Based on Facebook, most folks spent Memorial Weekend 2015 either at a wedding or at the beach. Me? I did both. That weekend I was stationed at Pauley’s Island, South Carolina. In early colonial days, the island was a summer refuge from malaria-carrying mosquitos that came to America on slave ships. Today the island is a refuge from coked up rednecks at Myrtle Beach. As you might expect, the economy runs on hammocks.
The wedding that weekend was set in the serene Brookgreen Gardens, beneath a canopy of Spanish moss. My girlfriend and I got lost, finally stumbling upon the entrance of the wedding a handful of minutes past the start time. We walked down the isle, with guests some forty yards away, seated and watching. A small bit of music from a cello and violin has started. The officiant and groom are at the alter. We are the procession’s hors d’oeuvres.
We sit at the last seats available – a second row view reserved for “Family.” No word yet on those folks’ whereabouts. The wedding party comes out and the bride has far too many bridesmaids, so one groomsman is balancing two girls. He winks at someone. The bride is ready for her big reveal and one of the bridesmaids moves to the microphone. The song: “Such Great Heights.”
At first thought, this is perfect. It’s a meaningful song for this romance and certainly worth more than the overstuffed “Canon in D.” The couple here met at Cambridge and have since spent months at a time separated by the Atlantic. A love of longing and distance is central to the song. It’s perfect.
However, also central to the song is Ben Gibbard’s layering of vocals in each verse. As one line ends, the next has already begun, usually with the run-on “And.” It’s a deceptively hard song to sing at any tempo; Iron & Wine’s slow-mo version also weaves together vocals. What ends up happening is a traffic jam of words for this poor bridesmaid. Breathless, she decided to just skip the ends of lines and nail the next stanza’s opening. This is what her notes must have looked like:
And I have to speculate
That God himself did make
Us into corresponding shapes
Like puzzle pieces from the clayAnd true, it may seem like a stretch,
But its thoughts like this that catch
My troubled head when you’re away
When I am missing you to death
Thankfully, I believe it was distracting for me alone.
Another quick music note for weddings: don’t pay for a DJ. Save it. Buy better drinks. Buy a better wedding suite. Whatever you save your money on, it’ll be worth it. As long as you have a capable MC (in this case, a brother) and an iPod, you’re fine.

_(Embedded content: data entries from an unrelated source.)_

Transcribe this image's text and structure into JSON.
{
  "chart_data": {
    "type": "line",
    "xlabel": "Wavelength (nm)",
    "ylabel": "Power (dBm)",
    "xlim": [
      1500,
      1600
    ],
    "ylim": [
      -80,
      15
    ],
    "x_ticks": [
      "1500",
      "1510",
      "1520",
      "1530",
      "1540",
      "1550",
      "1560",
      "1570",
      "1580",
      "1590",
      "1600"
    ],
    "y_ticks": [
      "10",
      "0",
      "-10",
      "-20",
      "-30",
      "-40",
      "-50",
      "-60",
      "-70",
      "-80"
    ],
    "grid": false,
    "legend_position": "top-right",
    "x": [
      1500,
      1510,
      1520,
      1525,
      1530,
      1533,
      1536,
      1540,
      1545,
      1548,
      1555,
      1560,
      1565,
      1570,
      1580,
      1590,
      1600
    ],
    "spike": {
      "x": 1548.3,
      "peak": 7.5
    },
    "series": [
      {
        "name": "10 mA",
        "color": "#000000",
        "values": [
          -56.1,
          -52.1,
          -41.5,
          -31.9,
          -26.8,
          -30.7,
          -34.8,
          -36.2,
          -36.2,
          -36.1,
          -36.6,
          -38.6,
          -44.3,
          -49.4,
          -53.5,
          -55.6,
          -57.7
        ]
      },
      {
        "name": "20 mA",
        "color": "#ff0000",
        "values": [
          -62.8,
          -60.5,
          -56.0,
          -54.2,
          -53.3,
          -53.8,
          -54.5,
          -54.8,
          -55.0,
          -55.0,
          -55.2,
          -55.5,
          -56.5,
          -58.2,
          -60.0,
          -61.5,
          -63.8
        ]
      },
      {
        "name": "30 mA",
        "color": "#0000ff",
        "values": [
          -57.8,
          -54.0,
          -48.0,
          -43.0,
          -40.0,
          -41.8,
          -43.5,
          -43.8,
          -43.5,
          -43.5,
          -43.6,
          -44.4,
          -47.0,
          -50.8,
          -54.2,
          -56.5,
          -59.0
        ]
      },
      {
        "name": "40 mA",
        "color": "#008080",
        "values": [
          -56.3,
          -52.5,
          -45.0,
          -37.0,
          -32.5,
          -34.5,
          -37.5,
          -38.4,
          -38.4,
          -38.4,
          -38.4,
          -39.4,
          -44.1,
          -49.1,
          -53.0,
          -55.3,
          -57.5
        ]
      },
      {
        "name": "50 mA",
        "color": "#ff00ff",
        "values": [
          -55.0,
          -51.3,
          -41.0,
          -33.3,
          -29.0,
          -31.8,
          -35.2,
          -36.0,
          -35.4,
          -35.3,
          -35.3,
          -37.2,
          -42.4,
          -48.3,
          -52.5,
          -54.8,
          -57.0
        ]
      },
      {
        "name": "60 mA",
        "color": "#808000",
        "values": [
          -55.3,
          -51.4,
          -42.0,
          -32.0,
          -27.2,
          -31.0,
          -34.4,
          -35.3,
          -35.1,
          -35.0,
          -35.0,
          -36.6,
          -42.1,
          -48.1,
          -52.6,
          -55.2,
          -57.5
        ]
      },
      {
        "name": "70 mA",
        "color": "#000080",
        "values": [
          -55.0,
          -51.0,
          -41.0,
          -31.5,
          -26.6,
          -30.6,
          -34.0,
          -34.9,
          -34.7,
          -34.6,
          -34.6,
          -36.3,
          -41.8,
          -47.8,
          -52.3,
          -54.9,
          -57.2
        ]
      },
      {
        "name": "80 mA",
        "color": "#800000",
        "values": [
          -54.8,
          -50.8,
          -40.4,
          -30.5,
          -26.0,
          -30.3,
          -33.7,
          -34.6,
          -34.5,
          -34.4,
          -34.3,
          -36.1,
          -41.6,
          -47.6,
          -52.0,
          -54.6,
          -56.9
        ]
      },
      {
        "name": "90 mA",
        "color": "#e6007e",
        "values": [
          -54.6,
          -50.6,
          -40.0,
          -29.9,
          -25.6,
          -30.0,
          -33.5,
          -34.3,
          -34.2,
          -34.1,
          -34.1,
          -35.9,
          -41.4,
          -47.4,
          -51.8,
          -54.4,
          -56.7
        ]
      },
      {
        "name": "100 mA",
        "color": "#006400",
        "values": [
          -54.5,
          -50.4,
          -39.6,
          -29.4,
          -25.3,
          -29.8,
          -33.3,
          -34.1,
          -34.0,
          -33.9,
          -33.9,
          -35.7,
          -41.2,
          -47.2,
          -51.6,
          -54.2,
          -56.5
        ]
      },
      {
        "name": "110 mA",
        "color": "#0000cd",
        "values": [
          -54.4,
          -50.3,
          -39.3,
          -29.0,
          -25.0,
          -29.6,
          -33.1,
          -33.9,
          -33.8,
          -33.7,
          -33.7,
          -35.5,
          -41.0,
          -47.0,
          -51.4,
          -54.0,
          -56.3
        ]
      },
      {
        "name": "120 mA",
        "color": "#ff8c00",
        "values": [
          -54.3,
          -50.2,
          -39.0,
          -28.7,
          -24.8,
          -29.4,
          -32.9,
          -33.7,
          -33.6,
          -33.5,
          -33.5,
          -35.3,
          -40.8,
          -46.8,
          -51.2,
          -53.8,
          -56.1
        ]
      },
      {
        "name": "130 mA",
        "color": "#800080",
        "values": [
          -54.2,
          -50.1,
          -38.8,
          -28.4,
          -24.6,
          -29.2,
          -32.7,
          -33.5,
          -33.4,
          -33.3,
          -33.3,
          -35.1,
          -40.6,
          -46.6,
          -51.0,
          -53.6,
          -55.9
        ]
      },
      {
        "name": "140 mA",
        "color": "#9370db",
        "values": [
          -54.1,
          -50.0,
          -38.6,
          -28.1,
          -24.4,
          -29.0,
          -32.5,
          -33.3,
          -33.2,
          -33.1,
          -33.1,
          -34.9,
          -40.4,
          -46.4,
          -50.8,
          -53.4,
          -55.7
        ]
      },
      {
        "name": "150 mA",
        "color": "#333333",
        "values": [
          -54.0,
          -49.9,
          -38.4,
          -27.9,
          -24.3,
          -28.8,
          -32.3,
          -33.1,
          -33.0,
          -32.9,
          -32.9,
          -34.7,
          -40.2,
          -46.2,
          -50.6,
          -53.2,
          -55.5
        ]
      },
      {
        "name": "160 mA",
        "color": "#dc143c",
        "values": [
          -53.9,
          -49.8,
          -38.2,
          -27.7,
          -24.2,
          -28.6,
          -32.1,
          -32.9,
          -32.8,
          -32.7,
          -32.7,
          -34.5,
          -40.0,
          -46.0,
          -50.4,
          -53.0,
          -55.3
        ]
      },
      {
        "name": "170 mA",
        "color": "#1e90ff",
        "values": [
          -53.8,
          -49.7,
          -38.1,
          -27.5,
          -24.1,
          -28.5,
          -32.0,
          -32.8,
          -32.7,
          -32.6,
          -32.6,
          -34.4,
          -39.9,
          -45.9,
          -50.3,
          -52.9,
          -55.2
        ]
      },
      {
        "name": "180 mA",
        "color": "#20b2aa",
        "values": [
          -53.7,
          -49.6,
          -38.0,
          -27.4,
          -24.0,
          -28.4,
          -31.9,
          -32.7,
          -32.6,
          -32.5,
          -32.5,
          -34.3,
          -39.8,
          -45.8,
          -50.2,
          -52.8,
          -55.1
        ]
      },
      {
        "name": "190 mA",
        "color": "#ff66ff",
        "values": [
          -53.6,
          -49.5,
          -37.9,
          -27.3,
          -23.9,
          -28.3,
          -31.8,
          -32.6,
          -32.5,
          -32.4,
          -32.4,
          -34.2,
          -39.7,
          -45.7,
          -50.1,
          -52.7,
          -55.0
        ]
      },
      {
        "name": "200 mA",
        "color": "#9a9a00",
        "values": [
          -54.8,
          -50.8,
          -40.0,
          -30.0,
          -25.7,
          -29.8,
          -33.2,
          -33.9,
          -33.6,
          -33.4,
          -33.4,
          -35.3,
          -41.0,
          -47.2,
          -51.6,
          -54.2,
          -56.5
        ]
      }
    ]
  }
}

This was the first wedding I’ve been to, that I can remember, that didn’t slow-pitch the usual jams: The Macarena, Shout, James Taylor. Instead it was music that actually meant something to the married couple, including a FIRE pop-punk section: Jimmy Eat World, Blink-182, Weezer. Not only is it hilarious watching retirees try to swing dance to “All The Small Things,” the playlist provided character to what is often a Chinese menu event.